One such tool is HappyScribe which offers a free online subtitle editor, which processes things locally by default. It allows you to upload the WebVTT file Whisper generated together with the audio file, and easily select a text segment to start listening from its timestamp in the audio file.

Once you’re done you can Download the resulting edited WebVTT file. The tool also autosaves locally so you don’t have to worry about losing any work!
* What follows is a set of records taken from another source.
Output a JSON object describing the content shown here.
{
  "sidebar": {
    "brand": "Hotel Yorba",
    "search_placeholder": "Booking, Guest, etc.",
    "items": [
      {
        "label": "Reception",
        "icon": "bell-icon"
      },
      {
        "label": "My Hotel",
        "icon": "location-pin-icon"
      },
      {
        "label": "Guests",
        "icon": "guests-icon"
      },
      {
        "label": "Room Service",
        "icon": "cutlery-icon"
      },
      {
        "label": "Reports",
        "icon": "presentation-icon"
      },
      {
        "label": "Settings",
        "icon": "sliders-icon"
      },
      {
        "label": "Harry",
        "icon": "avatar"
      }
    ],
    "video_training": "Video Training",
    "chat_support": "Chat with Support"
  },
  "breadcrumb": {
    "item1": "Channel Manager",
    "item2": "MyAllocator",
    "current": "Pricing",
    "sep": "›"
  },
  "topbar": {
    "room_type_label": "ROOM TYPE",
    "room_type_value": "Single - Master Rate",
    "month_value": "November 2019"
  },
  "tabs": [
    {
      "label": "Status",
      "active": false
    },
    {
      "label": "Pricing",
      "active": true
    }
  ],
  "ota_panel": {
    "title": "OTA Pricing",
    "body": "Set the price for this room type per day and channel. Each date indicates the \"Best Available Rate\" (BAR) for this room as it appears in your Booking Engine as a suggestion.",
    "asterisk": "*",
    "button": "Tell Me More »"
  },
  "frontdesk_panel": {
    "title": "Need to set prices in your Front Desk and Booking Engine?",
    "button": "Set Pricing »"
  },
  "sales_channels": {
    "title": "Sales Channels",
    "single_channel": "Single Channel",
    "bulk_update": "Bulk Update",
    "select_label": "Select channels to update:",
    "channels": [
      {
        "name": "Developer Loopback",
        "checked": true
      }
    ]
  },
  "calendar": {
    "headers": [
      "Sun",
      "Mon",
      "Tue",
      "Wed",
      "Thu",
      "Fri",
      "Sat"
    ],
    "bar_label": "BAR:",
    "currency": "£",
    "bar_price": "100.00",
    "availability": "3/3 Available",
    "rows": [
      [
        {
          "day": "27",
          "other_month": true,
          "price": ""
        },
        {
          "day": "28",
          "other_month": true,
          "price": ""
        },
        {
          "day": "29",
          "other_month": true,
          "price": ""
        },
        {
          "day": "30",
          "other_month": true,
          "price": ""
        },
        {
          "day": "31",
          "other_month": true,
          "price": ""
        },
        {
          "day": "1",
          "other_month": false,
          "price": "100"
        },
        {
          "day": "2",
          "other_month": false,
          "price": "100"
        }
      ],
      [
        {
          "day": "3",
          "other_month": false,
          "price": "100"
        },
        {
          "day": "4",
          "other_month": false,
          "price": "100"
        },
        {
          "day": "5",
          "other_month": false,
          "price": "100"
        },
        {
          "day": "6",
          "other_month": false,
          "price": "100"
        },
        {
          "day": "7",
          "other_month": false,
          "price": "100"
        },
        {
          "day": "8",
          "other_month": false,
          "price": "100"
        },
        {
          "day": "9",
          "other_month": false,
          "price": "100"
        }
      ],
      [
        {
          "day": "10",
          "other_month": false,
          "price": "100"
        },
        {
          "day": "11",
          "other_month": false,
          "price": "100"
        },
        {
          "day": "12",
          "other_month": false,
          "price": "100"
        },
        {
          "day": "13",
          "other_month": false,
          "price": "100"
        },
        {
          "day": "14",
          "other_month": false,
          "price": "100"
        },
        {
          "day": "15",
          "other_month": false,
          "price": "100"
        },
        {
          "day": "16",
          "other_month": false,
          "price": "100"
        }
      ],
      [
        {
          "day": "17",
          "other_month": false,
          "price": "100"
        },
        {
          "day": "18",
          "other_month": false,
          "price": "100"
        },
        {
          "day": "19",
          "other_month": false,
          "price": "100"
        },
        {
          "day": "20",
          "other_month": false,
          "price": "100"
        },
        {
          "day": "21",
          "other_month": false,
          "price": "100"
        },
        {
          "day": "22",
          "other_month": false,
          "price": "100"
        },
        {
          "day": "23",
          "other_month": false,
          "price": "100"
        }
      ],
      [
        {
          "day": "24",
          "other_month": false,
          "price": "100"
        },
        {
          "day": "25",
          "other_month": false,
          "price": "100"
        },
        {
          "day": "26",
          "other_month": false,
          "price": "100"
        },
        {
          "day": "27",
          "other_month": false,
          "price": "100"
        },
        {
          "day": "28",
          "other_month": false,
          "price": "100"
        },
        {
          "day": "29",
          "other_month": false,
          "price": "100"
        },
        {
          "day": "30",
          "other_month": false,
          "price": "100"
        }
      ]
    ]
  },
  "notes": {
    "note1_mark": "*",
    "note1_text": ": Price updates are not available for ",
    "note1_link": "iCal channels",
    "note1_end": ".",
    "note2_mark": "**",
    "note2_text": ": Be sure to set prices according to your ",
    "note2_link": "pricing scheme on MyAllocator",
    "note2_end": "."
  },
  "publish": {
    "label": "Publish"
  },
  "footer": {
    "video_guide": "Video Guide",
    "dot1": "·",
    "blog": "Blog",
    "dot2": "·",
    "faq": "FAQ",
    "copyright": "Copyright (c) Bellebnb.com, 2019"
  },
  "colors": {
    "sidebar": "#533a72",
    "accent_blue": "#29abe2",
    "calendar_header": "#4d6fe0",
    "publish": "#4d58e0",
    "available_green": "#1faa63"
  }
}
Also, shoutout to HappyScribe for offering this excellent tool for free! If you can, I recommend thanking them by using their automatic speech recognition services next time if your budget and compliance allows it.

Closing thoughts

Following this blog post you’ve now seen how far we’ve gotten with automatic speech recognition, even allowing for on-device speech recognition with very low error rates for multiple languages. The speed at which AI is developing is mind-blowing, and I don’t think we’re far from seeing more use cases pop up in the near future.

In the meantime, support those that open source these models and allow anyone to run them on their own hardware. The democratization of AI will fuel the next wave of applications and innovation in our space, and I’m so thrilled to be part of it!